Custom Gradient Estimators are Straight-Through Estimators in Disguise
Matt Schoenbauer, Daniele Moro, Lukasz Lew, Andrew Howard
TL;DR
This work tackles the core challenge of differentiating through quantization in QAT by proving that, at small learning rates, a broad class of gradient estimators yields training dynamics nearly identical to STE after a specific weight reinitialization and learning-rate mapping. For SGD-type optimizers, the authors show a rigorous equivalence after applying a weight map $M$ and scaling the learning rate by $\alpha$, while Adam achieves the same equivalence without reinitialization. They extend the theory to adaptive optimizers and provide empirical validation on MNIST and ImageNet, demonstrating that STE can be a robust surrogate for complex gradient estimators under appropriate conditions.

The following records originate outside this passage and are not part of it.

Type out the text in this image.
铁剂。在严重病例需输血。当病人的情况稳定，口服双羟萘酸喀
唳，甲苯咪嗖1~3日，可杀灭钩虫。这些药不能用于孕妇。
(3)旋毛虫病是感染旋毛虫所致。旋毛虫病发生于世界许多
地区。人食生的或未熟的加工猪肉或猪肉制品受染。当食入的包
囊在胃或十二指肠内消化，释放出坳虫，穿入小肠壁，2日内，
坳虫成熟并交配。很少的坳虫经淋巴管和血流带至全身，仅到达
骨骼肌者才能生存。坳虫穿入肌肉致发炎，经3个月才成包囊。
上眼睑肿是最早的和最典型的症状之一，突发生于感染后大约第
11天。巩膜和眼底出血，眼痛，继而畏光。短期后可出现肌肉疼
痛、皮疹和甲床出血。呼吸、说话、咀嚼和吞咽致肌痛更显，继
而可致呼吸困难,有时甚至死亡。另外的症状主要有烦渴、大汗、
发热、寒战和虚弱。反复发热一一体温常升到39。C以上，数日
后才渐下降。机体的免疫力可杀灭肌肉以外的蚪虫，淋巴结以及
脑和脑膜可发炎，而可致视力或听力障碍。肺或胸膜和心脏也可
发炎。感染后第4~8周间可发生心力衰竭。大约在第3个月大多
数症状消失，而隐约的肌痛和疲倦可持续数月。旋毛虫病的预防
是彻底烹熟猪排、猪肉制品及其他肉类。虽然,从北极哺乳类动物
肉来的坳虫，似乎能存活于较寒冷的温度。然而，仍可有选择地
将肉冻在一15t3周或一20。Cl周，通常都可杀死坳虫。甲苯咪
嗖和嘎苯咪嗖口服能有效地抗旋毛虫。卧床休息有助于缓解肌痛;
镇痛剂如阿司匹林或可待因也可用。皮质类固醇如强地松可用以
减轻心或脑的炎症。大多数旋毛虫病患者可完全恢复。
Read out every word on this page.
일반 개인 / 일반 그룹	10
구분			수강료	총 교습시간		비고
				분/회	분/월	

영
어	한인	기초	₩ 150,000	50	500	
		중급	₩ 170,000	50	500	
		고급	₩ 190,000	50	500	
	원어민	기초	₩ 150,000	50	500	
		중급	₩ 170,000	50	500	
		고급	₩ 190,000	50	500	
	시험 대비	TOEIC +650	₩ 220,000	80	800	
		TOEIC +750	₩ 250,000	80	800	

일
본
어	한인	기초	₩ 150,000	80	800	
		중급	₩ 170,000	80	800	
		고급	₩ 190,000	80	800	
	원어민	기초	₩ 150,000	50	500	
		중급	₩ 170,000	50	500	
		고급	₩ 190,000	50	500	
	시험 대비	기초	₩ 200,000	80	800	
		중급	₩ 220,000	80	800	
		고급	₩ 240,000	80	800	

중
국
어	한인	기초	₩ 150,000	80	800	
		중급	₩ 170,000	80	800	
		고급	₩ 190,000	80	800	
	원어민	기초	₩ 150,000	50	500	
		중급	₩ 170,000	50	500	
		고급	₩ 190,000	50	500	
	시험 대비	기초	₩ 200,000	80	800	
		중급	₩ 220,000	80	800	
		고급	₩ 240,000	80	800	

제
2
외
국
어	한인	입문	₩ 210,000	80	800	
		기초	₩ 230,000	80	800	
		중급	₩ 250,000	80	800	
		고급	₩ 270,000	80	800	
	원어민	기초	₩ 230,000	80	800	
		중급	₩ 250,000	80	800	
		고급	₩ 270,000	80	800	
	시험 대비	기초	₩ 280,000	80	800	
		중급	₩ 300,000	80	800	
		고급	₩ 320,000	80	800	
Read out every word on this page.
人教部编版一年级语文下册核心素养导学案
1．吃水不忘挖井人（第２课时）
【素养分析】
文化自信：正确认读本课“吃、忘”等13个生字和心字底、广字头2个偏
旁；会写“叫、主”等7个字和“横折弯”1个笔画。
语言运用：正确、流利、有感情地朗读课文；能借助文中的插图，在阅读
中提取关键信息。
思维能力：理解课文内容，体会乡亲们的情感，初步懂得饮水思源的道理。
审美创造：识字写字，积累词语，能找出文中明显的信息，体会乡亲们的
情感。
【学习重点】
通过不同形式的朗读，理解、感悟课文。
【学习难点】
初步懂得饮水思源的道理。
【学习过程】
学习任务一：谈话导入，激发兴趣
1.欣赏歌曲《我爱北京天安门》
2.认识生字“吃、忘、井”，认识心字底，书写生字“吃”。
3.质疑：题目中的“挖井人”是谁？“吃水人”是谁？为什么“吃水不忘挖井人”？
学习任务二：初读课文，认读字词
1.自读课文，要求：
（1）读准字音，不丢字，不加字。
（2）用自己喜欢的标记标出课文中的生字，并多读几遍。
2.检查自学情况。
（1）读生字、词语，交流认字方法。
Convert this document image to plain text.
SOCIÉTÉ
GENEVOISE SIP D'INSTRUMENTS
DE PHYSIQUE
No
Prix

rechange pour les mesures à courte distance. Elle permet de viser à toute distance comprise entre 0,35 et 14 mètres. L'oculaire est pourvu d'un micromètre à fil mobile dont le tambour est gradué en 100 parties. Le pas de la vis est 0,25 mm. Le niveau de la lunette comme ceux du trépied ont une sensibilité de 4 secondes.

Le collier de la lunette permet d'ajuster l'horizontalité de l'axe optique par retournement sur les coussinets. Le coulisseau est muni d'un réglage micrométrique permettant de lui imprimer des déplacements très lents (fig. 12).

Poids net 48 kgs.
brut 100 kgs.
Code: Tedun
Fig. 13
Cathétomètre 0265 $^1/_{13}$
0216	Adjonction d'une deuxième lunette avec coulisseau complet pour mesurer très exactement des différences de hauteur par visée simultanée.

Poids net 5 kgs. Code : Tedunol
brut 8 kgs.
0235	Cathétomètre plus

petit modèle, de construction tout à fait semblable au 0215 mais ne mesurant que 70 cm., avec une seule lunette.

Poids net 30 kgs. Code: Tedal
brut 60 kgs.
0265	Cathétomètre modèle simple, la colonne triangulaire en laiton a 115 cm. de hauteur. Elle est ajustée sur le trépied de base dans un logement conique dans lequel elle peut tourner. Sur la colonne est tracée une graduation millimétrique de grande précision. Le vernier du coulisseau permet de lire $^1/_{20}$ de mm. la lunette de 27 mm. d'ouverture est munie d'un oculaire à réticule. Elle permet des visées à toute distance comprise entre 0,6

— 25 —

The findings reduce hyperparameter tuning burden and offer practical guidance for deploying QAT, while also clarifying why numerous gradient-estimator proposals may yield improvements primarily through accompanying initialization and LR adjustments. Overall, the paper argues that gradient error concerns in QAT may be less critical than previously thought, given proper initialization and learning-rate design.
Abstract
Quantization-aware training comes with a fundamental challenge: the derivative of quantization functions such as rounding are zero almost everywhere and nonexistent elsewhere. Various differentiable approximations of quantization functions have been proposed to address this issue. In this paper, we prove that when the learning rate is sufficiently small, a large class of weight gradient estimators is equivalent with the straight through estimator (STE). Specifically, after swapping in the STE and adjusting both the weight initialization and the learning rate in SGD, the model will train in almost exactly the same way as it did with the original gradient estimator. Moreover, we show that for adaptive learning rate algorithms like Adam, the same result can be seen without any modifications to the weight initialization and learning rate. We experimentally show that these results hold for both a small convolutional model trained on the MNIST dataset and for a ResNet50 model trained on ImageNet.